Devido ao surgimento do novo Coronavírus (Covid-19), o fato potencializou seu uso para conseguir manter certas rotinas durante a pandemia. É através das redes digitais que se tem acesso a informações sobre a pandemia e as formas de proteção. A internet tem o papel fundamental de manter uma certa rotina e parâmetros de "normalidade" nesse momento de suspensão das atividades presenciais.

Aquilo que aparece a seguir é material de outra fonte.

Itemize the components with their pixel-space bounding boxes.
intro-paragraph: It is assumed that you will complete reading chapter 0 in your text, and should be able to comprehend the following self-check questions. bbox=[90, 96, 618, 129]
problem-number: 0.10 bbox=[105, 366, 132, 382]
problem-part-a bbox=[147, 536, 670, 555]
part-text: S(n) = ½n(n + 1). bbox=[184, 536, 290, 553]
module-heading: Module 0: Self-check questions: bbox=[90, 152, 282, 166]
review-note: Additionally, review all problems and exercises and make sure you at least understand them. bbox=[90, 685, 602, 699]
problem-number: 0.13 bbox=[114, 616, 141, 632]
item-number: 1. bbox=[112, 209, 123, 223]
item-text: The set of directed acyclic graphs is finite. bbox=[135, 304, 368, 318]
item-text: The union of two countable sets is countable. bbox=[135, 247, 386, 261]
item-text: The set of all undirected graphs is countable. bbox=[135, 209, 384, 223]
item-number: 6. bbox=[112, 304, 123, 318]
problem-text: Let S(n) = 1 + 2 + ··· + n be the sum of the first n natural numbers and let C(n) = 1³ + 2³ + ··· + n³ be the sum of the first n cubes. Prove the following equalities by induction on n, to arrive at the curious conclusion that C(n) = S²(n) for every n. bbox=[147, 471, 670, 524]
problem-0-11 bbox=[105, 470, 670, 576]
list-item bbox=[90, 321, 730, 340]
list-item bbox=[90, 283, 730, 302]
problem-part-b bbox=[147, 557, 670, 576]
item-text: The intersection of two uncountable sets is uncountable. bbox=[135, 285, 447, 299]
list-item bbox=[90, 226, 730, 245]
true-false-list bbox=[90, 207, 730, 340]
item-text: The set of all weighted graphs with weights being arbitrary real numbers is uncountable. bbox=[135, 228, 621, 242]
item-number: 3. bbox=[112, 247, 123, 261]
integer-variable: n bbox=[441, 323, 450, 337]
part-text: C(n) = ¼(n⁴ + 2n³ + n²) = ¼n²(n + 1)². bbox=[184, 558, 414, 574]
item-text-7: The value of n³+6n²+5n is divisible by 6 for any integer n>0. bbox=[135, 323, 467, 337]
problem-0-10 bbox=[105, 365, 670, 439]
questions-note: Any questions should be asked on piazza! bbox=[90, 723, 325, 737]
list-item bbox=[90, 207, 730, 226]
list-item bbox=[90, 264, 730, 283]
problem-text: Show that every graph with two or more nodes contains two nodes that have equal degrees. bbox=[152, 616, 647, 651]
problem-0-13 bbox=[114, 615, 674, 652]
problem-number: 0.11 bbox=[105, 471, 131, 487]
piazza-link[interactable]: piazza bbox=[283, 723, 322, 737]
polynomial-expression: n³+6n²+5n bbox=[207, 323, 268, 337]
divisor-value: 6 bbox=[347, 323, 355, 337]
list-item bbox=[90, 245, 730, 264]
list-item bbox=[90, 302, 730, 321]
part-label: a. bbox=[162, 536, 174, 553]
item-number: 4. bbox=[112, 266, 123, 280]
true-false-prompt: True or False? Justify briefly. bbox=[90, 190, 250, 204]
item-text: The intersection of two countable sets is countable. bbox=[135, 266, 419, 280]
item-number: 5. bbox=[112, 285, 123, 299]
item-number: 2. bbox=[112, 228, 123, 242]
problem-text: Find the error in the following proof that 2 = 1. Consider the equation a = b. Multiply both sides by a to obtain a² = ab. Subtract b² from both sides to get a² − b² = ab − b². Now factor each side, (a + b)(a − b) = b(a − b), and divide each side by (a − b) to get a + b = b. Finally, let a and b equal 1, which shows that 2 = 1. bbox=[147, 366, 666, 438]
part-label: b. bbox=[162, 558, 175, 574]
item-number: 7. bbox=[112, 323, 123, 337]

O aumento no uso das redes sociais - malefícios
Embora as redes sociais tenham se tornado aliadas fiéis para muitos durante o confinamento, inclusive até para se “desconectar” do que está acontecendo, também é verdade que, para outros, a grande rede pode ser uma fonte de ansiedade (pela grande carga de informações dessa crise sanitária e até pela saturação de tantas atividades oferecidas), de frustração (por não possuir o que outros aparentemente têm), podendo até ser um sério problema de dependência.
O uso intensivo da internet pode gerar uma adição, um uso compulsivo, definindo uma dependência e centralidade do uso da internet em relação a qualquer outra ação cotidiana. A participação intensiva nas redes sociais também pode gerar um "excesso" de informação ou, em muitos casos, desinformação sobre a pandemia. O excesso de informação pode gerar ansiedade e a difusão da noção de um "medo global", com ênfase no número de mortes e previsões das curvas de contágio.
Por outro lado, a depender das redes a que se está vinculado, as redes sociais podem prover um conjunto de fake news, que descredibilizam a ciência, o conhecimento epidemiológico e as orientações sanitárias.
Hoje, segundo o próprio Governo Federal, 78,3% dos brasileiros estão conectados. Isso faz com que o Brasil esteja em 5º lugar no ranking de países conectados. Tanto os novos usuários quanto aqueles que já estabeleceram uma rotina ligada à rede têm passado 40% mais tempo utilizando aplicativos móveis. Mais da metade da população do Brasil está nas redes sociais. Seja para se relacionar, se entreter ou se informar, ao todo, 140 milhões de brasileiros são usuários de pelo menos uma das diversas plataformas existentes.